SYL canal row will become national problem, militancy may return if verdict against Punjab, warns CM
He pointed out that all extremist movements in the state, including the Khalistani and Naxalite movements, had started from southern Punjab, which would be the worst affected by the construction of the canal.
“Amarinder may remain or not, but SYL (Sutlej-Yamuna Link canal) will become a national problem if the final judgement goes against Punjab,” chief minister Captain Amarinder Singh warned on Monday, asserting that “any move to deprive the people of the state of their water rights could lead to the revival of militancy in the region”.

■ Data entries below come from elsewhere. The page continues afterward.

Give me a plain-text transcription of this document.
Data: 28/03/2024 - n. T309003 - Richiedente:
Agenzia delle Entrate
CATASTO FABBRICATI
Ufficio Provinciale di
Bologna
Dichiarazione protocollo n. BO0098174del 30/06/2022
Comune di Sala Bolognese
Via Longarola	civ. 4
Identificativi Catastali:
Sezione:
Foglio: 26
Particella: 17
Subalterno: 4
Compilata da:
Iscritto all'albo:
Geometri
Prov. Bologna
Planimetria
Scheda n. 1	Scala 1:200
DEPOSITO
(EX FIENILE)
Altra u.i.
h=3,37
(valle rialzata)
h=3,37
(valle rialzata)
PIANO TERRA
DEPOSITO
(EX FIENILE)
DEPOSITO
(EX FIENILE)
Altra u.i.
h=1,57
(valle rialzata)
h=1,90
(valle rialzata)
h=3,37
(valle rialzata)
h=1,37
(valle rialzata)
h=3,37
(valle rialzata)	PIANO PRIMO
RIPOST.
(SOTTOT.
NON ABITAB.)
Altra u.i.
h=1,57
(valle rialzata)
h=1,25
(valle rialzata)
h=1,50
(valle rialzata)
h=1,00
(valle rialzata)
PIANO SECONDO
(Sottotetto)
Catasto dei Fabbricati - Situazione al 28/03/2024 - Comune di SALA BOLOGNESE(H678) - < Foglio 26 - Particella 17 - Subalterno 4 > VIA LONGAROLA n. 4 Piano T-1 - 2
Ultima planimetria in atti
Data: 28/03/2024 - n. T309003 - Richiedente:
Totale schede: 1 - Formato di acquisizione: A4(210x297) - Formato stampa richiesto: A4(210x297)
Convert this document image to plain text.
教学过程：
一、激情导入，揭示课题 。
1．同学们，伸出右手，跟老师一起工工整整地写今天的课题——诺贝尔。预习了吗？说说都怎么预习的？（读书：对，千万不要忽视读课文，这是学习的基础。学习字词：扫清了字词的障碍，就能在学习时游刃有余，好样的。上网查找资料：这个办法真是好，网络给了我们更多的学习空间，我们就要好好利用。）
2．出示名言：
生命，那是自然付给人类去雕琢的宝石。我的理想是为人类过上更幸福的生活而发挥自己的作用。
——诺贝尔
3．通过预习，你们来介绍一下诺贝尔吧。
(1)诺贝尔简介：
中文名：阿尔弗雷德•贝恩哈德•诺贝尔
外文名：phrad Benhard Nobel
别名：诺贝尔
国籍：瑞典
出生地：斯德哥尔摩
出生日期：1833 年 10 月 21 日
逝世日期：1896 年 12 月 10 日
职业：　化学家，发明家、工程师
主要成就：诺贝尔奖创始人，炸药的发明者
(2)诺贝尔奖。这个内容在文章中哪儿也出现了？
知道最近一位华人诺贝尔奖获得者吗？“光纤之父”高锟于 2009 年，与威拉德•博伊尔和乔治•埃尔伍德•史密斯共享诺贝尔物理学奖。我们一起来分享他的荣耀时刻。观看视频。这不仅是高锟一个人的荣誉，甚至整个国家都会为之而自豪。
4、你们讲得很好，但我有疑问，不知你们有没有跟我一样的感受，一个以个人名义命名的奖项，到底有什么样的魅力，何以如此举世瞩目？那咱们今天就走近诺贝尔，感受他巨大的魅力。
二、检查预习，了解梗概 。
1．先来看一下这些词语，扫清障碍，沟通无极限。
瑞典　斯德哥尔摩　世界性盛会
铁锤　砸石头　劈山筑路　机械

According to a press release his office, the CM was speaking at the launch of a news channel where he said that he had requested the Union home minister to start negotiations on the SYL issue — a decades-long dispute over division of river water between Punjab and Haryana — through the water resources department “in the interest of Punjab’s and India’s peace and stability”.
He pointed out that all extremist movements in the state, including the Khalistani and Naxalite movements, had started from southern Punjab, which would be the worst affected by the construction of the canal.
Blaming the Akalis squarely for plunging the state into “this catastrophic situation”, the CM said they had been responsible for depriving Punjab of its natural resources, which were diverted to Himachal Pradesh and Haryana as a result of the state’s division. “Haryana got more water despite having less land, while Punjab did not get any share of water from the river Yamuna,” he pointed out, adding that the “root of the problem can be traced to the state’s partition and the lopsided allocation of its resources at that time”.
“Punjab has no water to nourish and irrigate its own land, leave alone share with other states,” said the CM, adding that “with less than 25% irrigation through surface water, agriculture in the state has become unviable”.
Promising to make farming remunerative again for the state’s farmers, he said his government is working on several initiatives to facilitate diversification and bring in “a new Green Revolution, not just with wheat and paddy but with other crops”.
Captain Amarinder recalled the ‘farm to fork’ project, which he had launched with corporate giant Reliance during his earlier chief ministerial tenure, and said his government was reviving the same to alleviate the sufferings of Punjab’s beleaguered debt-ridden farmers.
He reiterated his commitment to bring the farmers of the state out of “the abyss into which they were plunged in the last 10 years of the SAD-BJP mismanagement and misrule”.